Pour une autre des quatre corapporteurs, Anne-Catherine Loisier, sénatrice (Union centriste) de la Côte-d’Or, « s’il faut renforcer les moyens de lutte, il faut aussi diminuer les risques en amont ». Pour celle dont la profession est « gestionnaire de forêt privée » dans le Morvan, la forêt n’est pas adaptée. « Elle répond à des objectifs de politique publique, produire plus de bois pour la construction, les emballages, l’énergie… Il faut réfléchir aux essences à implanter, penser la gestion des forêts à l’échelle des massifs, en impliquant les propriétaires, publics comme privés », insiste Mme Loisier.
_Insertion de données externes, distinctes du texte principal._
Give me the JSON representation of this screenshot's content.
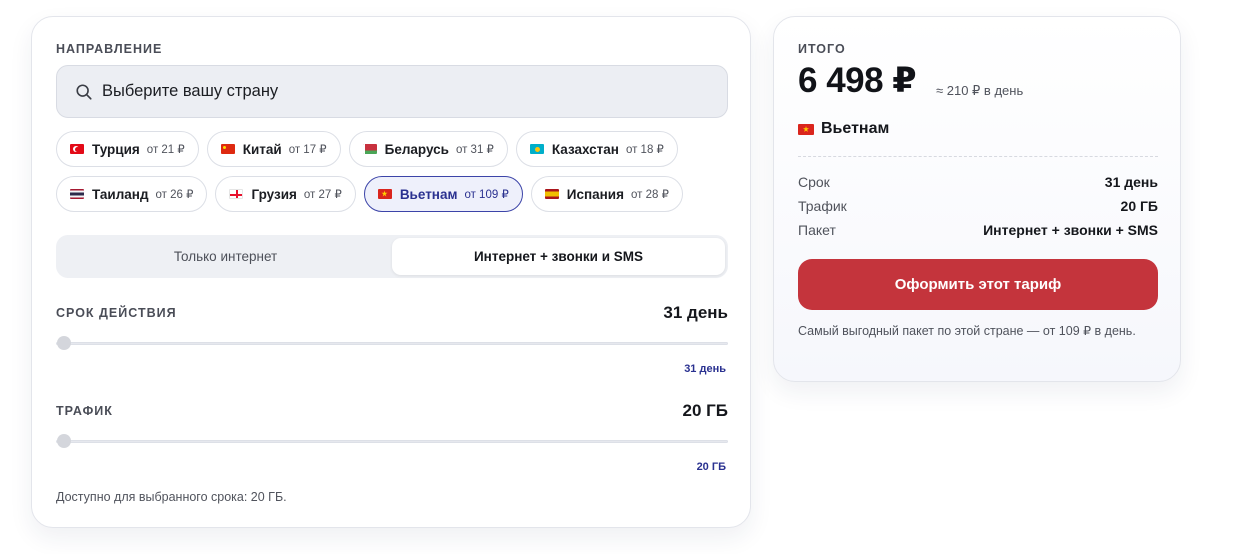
{
  "left": {
    "direction_label": "НАПРАВЛЕНИЕ",
    "search": {
      "placeholder": "Выберите вашу страну"
    },
    "countries": [
      {
        "name": "Турция",
        "price": "от 21 ₽",
        "flag": "flag-turkey"
      },
      {
        "name": "Китай",
        "price": "от 17 ₽",
        "flag": "flag-china"
      },
      {
        "name": "Беларусь",
        "price": "от 31 ₽",
        "flag": "flag-belarus"
      },
      {
        "name": "Казахстан",
        "price": "от 18 ₽",
        "flag": "flag-kazakhstan"
      },
      {
        "name": "Таиланд",
        "price": "от 26 ₽",
        "flag": "flag-thailand"
      },
      {
        "name": "Грузия",
        "price": "от 27 ₽",
        "flag": "flag-georgia"
      },
      {
        "name": "Вьетнам",
        "price": "от 109 ₽",
        "flag": "flag-vietnam",
        "selected": true
      },
      {
        "name": "Испания",
        "price": "от 28 ₽",
        "flag": "flag-spain"
      }
    ],
    "tabs": [
      {
        "label": "Только интернет",
        "active": false
      },
      {
        "label": "Интернет + звонки и SMS",
        "active": true
      }
    ],
    "duration": {
      "label": "СРОК ДЕЙСТВИЯ",
      "value": "31 день",
      "tag": "31 день",
      "slider_fraction": 0
    },
    "traffic": {
      "label": "ТРАФИК",
      "value": "20 ГБ",
      "tag": "20 ГБ",
      "slider_fraction": 0
    },
    "note": "Доступно для выбранного срока: 20 ГБ."
  },
  "summary": {
    "label": "ИТОГО",
    "price": "6 498 ₽",
    "per_day": "≈ 210 ₽ в день",
    "country": "Вьетнам",
    "rows": [
      {
        "key": "Срок",
        "value": "31 день"
      },
      {
        "key": "Трафик",
        "value": "20 ГБ"
      },
      {
        "key": "Пакет",
        "value": "Интернет + звонки + SMS"
      }
    ],
    "cta_label": "Оформить этот тариф",
    "footnote": "Самый выгодный пакет по этой стране — от 109 ₽ в день."
  },
  "colors": {
    "accent": "#c4343c",
    "selected": "#2a3190"
  }
}
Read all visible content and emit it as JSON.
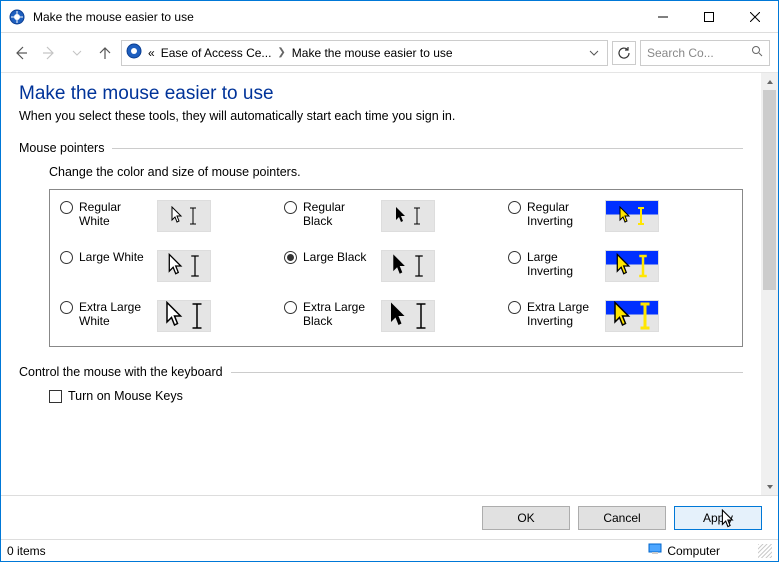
{
  "window": {
    "title": "Make the mouse easier to use"
  },
  "breadcrumb": {
    "segment1": "Ease of Access Ce...",
    "segment2": "Make the mouse easier to use"
  },
  "search": {
    "placeholder": "Search Co..."
  },
  "page": {
    "title": "Make the mouse easier to use",
    "subtitle": "When you select these tools, they will automatically start each time you sign in."
  },
  "section1": {
    "header": "Mouse pointers",
    "description": "Change the color and size of mouse pointers."
  },
  "pointers": {
    "r1c1": "Regular White",
    "r1c2": "Regular Black",
    "r1c3": "Regular Inverting",
    "r2c1": "Large White",
    "r2c2": "Large Black",
    "r2c3": "Large Inverting",
    "r3c1": "Extra Large White",
    "r3c2": "Extra Large Black",
    "r3c3": "Extra Large Inverting",
    "selected": "r2c2"
  },
  "section2": {
    "header": "Control the mouse with the keyboard",
    "checkbox": "Turn on Mouse Keys"
  },
  "buttons": {
    "ok": "OK",
    "cancel": "Cancel",
    "apply": "Apply"
  },
  "status": {
    "items": "0 items",
    "location": "Computer"
  }
}
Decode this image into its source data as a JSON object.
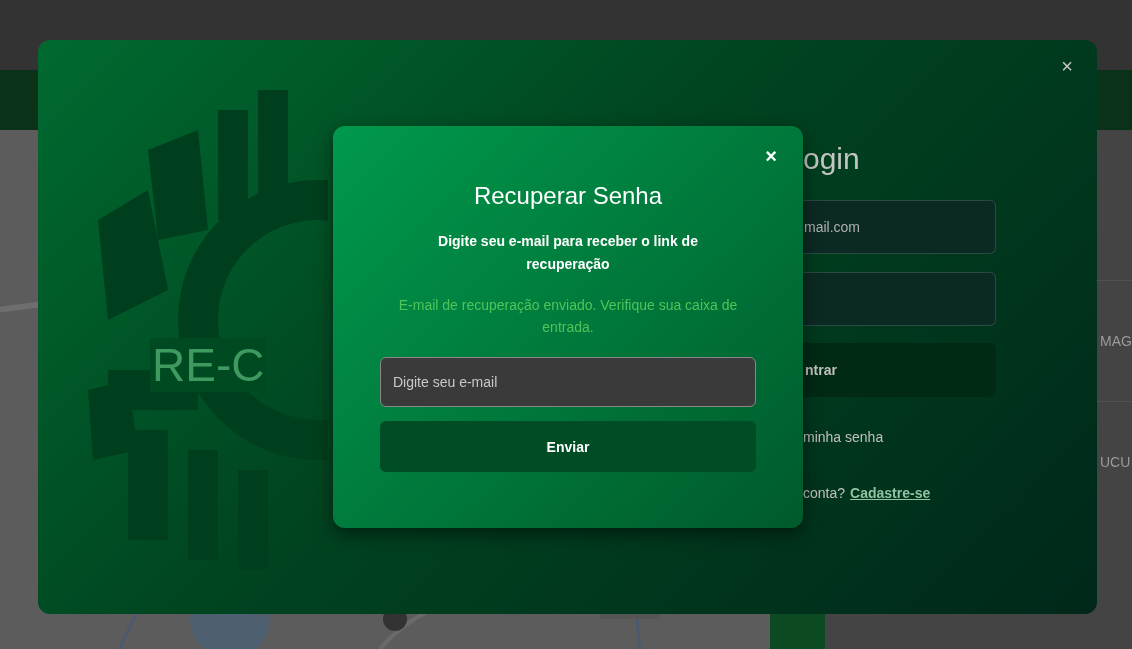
{
  "background": {
    "table_cells": [
      "MAG",
      "UCU"
    ]
  },
  "login_modal": {
    "close": "×",
    "logo_text": "RE-C",
    "title": "ogin",
    "fields": [
      {
        "kind": "text",
        "placeholder": "mail.com"
      },
      {
        "kind": "password"
      }
    ],
    "submit": "ntrar",
    "forgot_link": "minha senha",
    "signup_prompt": "conta?",
    "signup_link": "Cadastre-se"
  },
  "recovery_modal": {
    "close": "×",
    "title": "Recuperar Senha",
    "subtitle": "Digite seu e-mail para receber o link de recuperação",
    "message": "E-mail de recuperação enviado. Verifique sua caixa de entrada.",
    "email_field": {
      "placeholder": "Digite seu e-mail"
    },
    "submit": "Enviar"
  }
}
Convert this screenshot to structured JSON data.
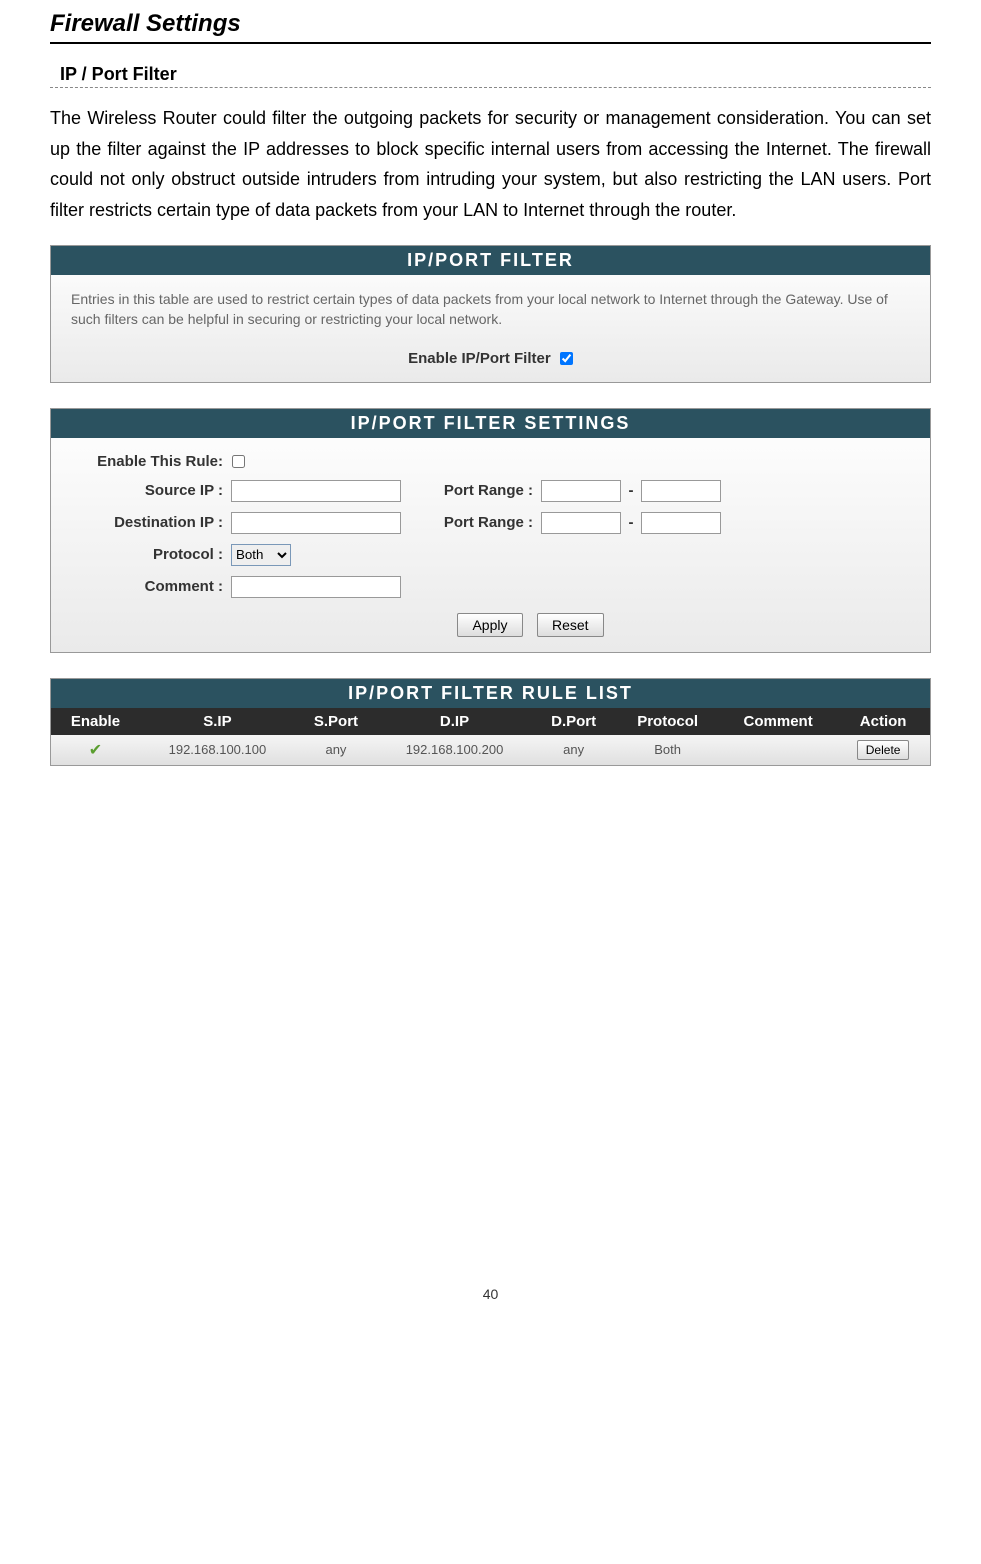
{
  "heading": "Firewall Settings",
  "section_title": "IP / Port Filter",
  "body_text": "The Wireless Router could filter the outgoing packets for security or management consideration. You can set up the filter against the IP addresses to block specific internal users from accessing the Internet. The firewall could not only obstruct outside intruders from intruding your system, but also restricting the LAN users. Port filter restricts certain type of data packets from your LAN to Internet through the router.",
  "panel1": {
    "title": "IP/PORT FILTER",
    "description": "Entries in this table are used to restrict certain types of data packets from your local network to Internet through the Gateway. Use of such filters can be helpful in securing or restricting your local network.",
    "enable_label": "Enable IP/Port Filter"
  },
  "panel2": {
    "title": "IP/PORT FILTER SETTINGS",
    "enable_rule": "Enable This Rule:",
    "source_ip": "Source IP :",
    "destination_ip": "Destination IP :",
    "protocol": "Protocol :",
    "comment": "Comment :",
    "port_range": "Port Range :",
    "protocol_option": "Both",
    "apply": "Apply",
    "reset": "Reset"
  },
  "panel3": {
    "title": "IP/PORT FILTER RULE LIST",
    "columns": {
      "enable": "Enable",
      "sip": "S.IP",
      "sport": "S.Port",
      "dip": "D.IP",
      "dport": "D.Port",
      "protocol": "Protocol",
      "comment": "Comment",
      "action": "Action"
    },
    "row": {
      "sip": "192.168.100.100",
      "sport": "any",
      "dip": "192.168.100.200",
      "dport": "any",
      "protocol": "Both",
      "comment": "",
      "delete": "Delete"
    }
  },
  "page_number": "40"
}
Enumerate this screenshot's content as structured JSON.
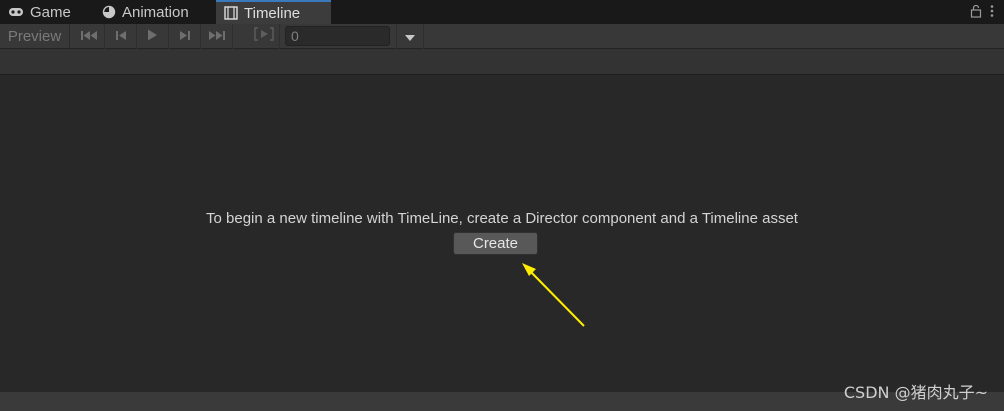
{
  "tabs": [
    {
      "label": "Game",
      "icon": "gamepad-icon"
    },
    {
      "label": "Animation",
      "icon": "clock-icon"
    },
    {
      "label": "Timeline",
      "icon": "film-icon",
      "active": true
    }
  ],
  "toolbar": {
    "preview_label": "Preview",
    "frame_value": "0"
  },
  "main": {
    "message": "To begin a new timeline with TimeLine, create a Director component and a Timeline asset",
    "create_label": "Create"
  },
  "watermark": "CSDN @猪肉丸子~",
  "colors": {
    "background": "#282828",
    "toolbar": "#383838",
    "active_tab_accent": "#3a79bb",
    "annotation_arrow": "#ffee00"
  }
}
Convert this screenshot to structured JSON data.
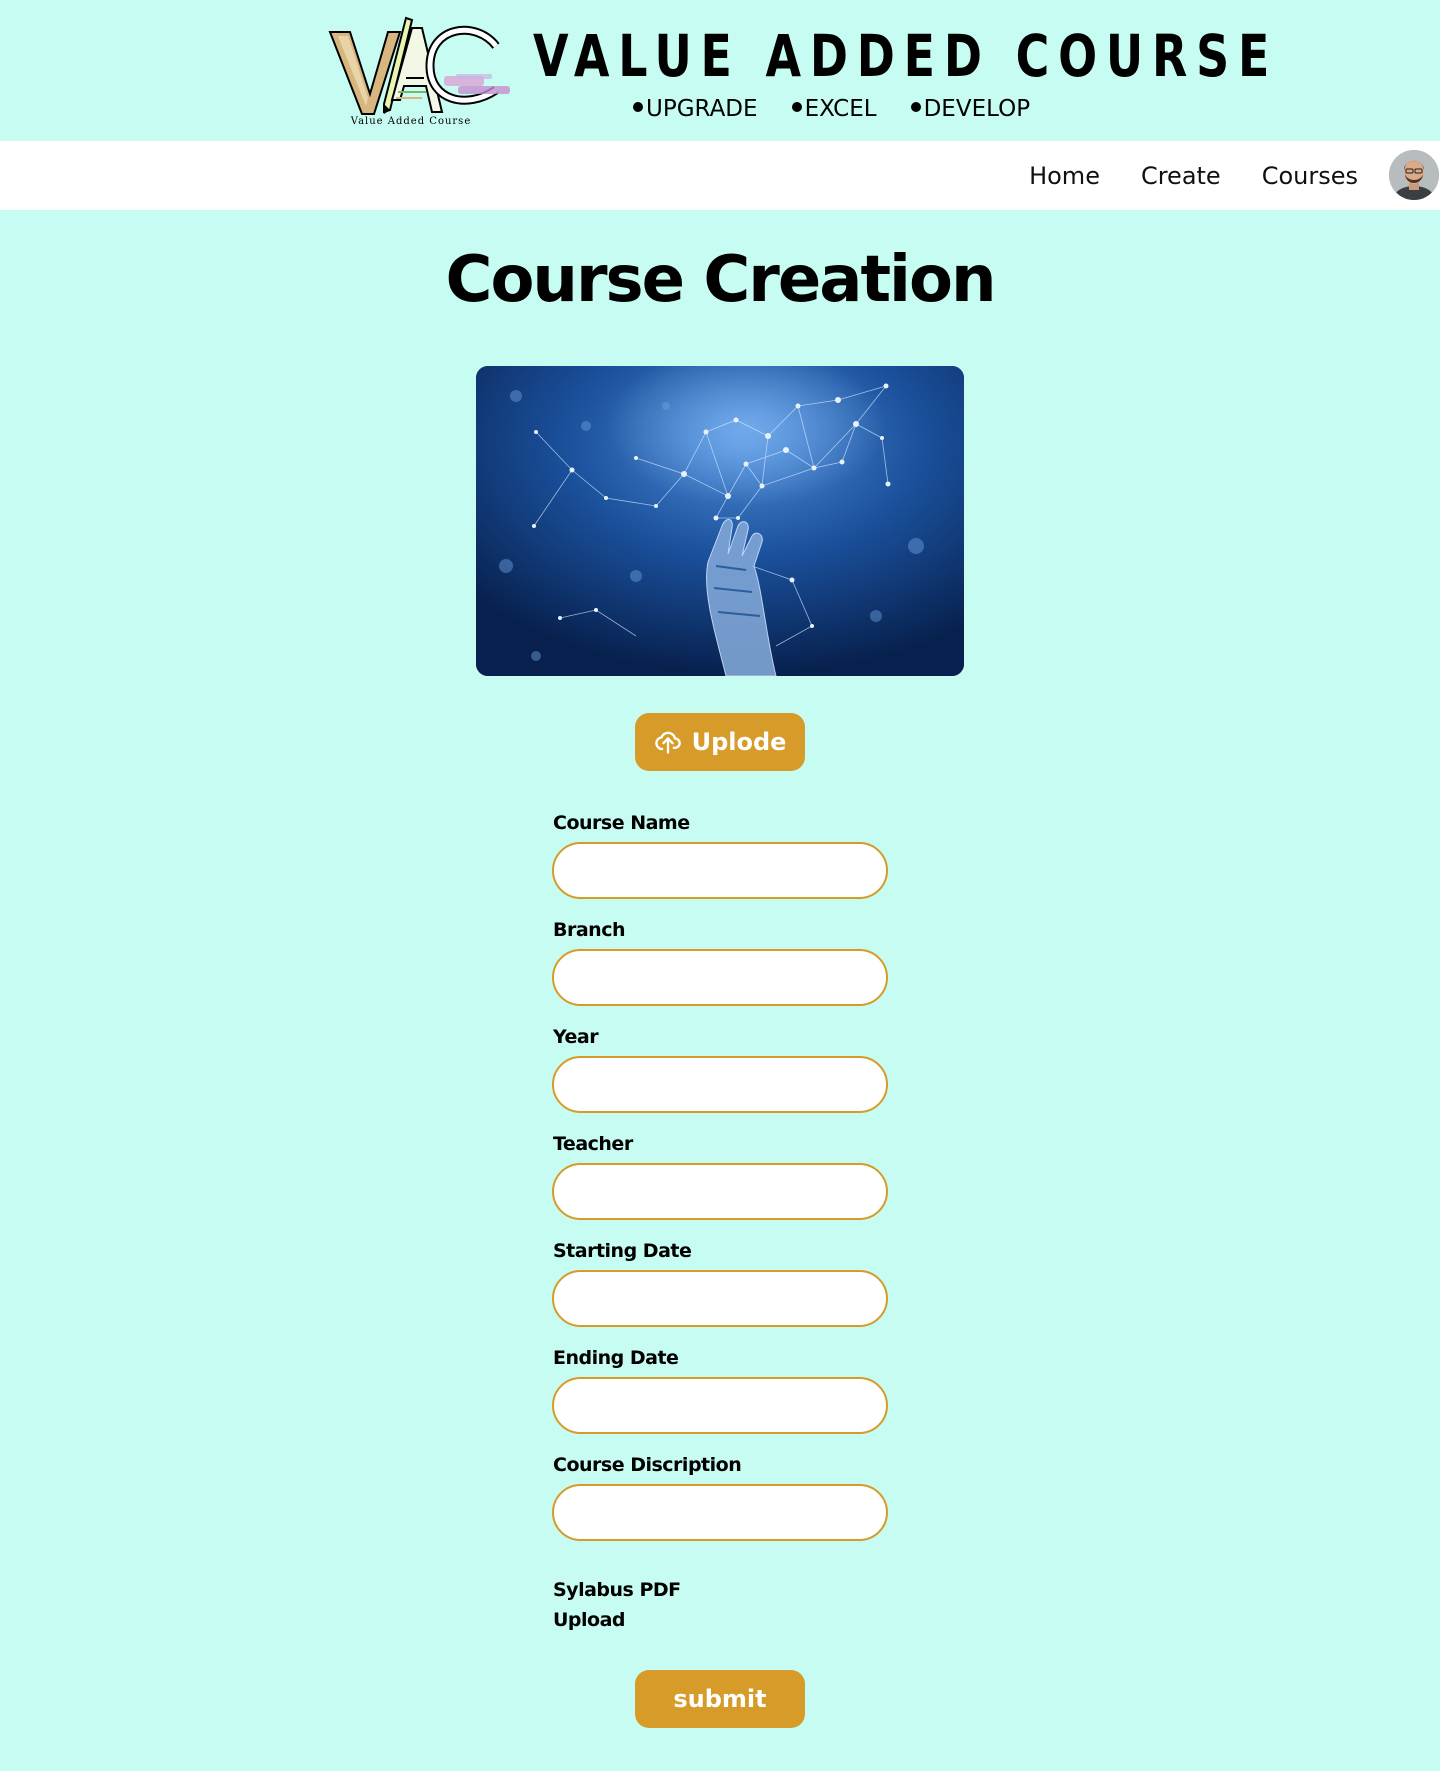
{
  "header": {
    "logo_caption": "Value Added Course",
    "site_title": "VALUE ADDED COURSE",
    "taglines": [
      "UPGRADE",
      "EXCEL",
      "DEVELOP"
    ]
  },
  "nav": {
    "links": [
      "Home",
      "Create",
      "Courses"
    ]
  },
  "main": {
    "title": "Course Creation",
    "upload_label": "Uplode",
    "fields": [
      {
        "label": "Course Name",
        "value": ""
      },
      {
        "label": "Branch",
        "value": ""
      },
      {
        "label": "Year",
        "value": ""
      },
      {
        "label": "Teacher",
        "value": ""
      },
      {
        "label": "Starting Date",
        "value": ""
      },
      {
        "label": "Ending Date",
        "value": ""
      },
      {
        "label": "Course Discription",
        "value": ""
      }
    ],
    "syllabus_label": "Sylabus PDF Upload",
    "submit_label": "submit"
  },
  "colors": {
    "background": "#c6fcf1",
    "accent": "#d69b28",
    "navbar": "#ffffff"
  }
}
La politique de gestion de la forêt, comme celle des moyens qui lui sont alloués, est aussi au cœur de la proposition de loi, déposée, mercredi, par la députée du Val-de-Marne (LFI-Nouvelle Union populaire écologique et sociale) Mathilde Panot. Avec ce texte « visant à renforcer la résilience des forêts face aux effets du dérèglement climatique », la députée souhaite entre autres « conditionner les aides publiques à des objectifs écologiques de séquestration du carbone et de conservation ». La députée veut aussi que les effectifs de l’Office national des forêts soient sanctuarisés « à leur niveau prétempête de 1999, soit quelque 12 000 agents », et que les réductions d’effectifs prévues soient annulées. Une demande également présente dans le rapport des sénateurs.